The process is so slow and you can spend years and years in development hell with a script constantly doing the rounds, and trying to get funding, for something that ultimately does two weeks at the Curzon, Shaftesbury Avenue and is seem by about four thousand people. Which is nice, but on television the writer has more autonomy and inevitably, even though it's just on for one night, on that one night you'll get more of an audience.

Has the acting completely dried up?

No, not at all – I do bits and bobs. It's now become a question of time. I'd like to do more because I do miss it terribly. They're currently filming the last ever episode of No Angels, and to give me a sense of closure they gave me a tiny little part in that. And I wrote an episode of a series coming up next year called Hotel Babylon, and I've got a tiny part in that as well…

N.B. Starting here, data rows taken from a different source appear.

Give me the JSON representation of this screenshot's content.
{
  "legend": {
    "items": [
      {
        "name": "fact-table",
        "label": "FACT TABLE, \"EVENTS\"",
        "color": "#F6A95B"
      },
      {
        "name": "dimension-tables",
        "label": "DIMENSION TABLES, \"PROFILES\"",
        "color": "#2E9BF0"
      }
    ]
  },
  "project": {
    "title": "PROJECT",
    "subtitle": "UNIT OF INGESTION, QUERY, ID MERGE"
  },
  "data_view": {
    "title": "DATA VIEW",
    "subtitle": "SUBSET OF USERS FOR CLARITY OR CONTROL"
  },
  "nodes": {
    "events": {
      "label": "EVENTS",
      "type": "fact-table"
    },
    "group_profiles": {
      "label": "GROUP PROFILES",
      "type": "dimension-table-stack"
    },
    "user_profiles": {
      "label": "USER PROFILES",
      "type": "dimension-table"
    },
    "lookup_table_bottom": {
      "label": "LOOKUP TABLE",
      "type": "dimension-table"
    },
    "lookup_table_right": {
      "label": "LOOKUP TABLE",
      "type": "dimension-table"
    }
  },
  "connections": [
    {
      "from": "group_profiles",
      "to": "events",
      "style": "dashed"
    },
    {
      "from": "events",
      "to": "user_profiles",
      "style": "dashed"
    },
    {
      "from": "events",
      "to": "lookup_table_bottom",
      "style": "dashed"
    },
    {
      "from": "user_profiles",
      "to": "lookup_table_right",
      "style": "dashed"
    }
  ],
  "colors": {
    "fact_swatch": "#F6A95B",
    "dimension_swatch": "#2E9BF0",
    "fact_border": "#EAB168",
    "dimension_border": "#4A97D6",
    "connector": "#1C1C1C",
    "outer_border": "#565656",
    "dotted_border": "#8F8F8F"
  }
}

If autonomy is important to you, do you have ambitions to turn into what Russell now is, which is essentially a 'show-runner' – writer-producer-executive?

Yeah, ultimately I'd like to do that. What he's doing is following quite an American model of working, where a show has a 'lead writer'. In America, all of the writers are producers as well. The thing Russell has which all writers want is to have as great a level of control over your work as possible, because otherwise things get taken out of your hands, and decisions are taken which you'll find hard to swallow. So ultimately to be in a position where you have control over your work is what all writers want.